# Mahler's 8th



## scottlens (Mar 4, 2007)

Hi

Does anyone know of a recording that actually uses 1000 performers to pull the mahler 8th off because i know that many performances use reduced resources?

scott


----------



## Manuel (Feb 1, 2007)

scottlens said:


> Hi
> 
> Does anyone know of a recording that actually uses 1000 performers to pull the mahler 8th off because i know that many performances use *reduced resources*?
> 
> scott


Mid-size sopranos or short legged tenors? 

Simon Rattle conducted more than 800 musicians at the Royal Albert Hall in 2002, in what was that year's hottest spot. I have the video and it's amazing. You can watch fragments at Youtube.
The orchestra was the National Youth Orchestra of Great Britain, and the people for the chorus came from various parts of the world.


----------



## nwarth (Oct 24, 2007)

It is difficult to find a recording of such magnitude, though I know that Singapore actually used 1000 performers at one point in recent history. If you want a good quality recording I recommend a Robert Shaw/ Atlantic CD, though the Simon Rattle recording is also very good!


----------



## Manuel (Feb 1, 2007)

nwarth said:


> It is difficult to find a recording of such magnitude, though I know that Singapore actually used 1000 performers at one point in recent history. If you want a good quality recording I recommend a Robert Shaw/ Atlantic CD, though the Simon Rattle recording is also very good!

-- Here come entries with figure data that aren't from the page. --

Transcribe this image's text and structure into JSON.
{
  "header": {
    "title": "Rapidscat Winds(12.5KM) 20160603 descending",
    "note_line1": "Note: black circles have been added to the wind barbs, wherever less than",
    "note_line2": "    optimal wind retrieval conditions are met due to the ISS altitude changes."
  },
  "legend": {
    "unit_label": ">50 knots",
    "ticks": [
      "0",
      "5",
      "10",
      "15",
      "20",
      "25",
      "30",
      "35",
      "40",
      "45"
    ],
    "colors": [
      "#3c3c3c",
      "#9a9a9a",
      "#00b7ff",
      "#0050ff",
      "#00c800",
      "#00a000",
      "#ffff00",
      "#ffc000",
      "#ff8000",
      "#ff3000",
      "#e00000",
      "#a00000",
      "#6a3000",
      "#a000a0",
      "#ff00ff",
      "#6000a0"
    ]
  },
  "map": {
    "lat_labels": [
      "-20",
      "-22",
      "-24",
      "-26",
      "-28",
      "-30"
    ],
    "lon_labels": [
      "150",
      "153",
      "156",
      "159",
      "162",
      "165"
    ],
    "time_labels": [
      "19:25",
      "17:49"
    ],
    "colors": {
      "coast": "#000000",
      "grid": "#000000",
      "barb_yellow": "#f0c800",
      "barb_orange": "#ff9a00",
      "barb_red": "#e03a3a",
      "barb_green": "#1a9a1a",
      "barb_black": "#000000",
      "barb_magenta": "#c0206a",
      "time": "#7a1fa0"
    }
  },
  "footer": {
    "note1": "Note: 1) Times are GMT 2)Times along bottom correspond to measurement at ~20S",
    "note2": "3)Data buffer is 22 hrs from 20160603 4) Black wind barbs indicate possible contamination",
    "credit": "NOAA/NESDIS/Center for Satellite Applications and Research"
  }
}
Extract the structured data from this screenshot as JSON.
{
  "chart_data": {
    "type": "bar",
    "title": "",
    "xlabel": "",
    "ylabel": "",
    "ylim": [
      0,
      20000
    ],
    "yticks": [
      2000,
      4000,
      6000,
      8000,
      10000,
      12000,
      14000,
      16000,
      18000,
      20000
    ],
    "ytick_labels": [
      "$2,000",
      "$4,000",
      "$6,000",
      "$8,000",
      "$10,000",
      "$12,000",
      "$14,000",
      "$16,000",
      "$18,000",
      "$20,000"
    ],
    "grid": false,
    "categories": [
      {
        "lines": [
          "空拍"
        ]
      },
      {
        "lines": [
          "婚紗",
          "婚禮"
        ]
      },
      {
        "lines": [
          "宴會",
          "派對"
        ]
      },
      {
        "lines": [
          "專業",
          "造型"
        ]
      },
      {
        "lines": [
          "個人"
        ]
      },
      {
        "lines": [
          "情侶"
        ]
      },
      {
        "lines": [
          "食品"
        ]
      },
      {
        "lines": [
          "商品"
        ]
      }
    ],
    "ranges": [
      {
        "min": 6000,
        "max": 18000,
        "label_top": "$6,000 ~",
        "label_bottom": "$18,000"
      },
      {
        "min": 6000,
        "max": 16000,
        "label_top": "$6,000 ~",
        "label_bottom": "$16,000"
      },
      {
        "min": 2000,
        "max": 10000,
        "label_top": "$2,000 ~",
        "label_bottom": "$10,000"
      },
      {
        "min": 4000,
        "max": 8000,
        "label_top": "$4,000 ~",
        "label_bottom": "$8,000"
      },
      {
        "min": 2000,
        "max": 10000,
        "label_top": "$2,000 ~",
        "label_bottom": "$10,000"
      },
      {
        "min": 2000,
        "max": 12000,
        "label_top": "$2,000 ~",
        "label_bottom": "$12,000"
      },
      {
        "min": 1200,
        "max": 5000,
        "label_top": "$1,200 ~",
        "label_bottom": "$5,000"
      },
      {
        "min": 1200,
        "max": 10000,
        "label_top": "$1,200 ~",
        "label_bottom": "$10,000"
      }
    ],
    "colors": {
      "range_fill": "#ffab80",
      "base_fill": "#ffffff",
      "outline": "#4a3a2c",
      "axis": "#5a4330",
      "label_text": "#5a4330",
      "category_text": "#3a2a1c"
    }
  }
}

I can upload the Prom concert I mentioned before, during the next weeks.


----------



## Beethoven (Oct 19, 2007)

They attempted to do it once and the whole orchestra died


----------



## scottlens (Mar 4, 2007)

Manuel said:


> I can upload the Prom concert I mentioned before, during the next weeks.


Thanks, the video would be much appreciated.


----------



## scottlens (Mar 4, 2007)

I know that Leopold Stokowski conducted the american premiere of the work on 2 March 1916 with the Philadelphia Orchestra adn that used 1036 performers.

Here is a photo of the performers:










The program for the work:










and the soloists:


----------



## Manuel (Feb 1, 2007)

scottlens said:


> Thanks, the video would be much appreciated.


Meanwhile, you can watch this http://www.leechvideo.com/video/view629819.html


----------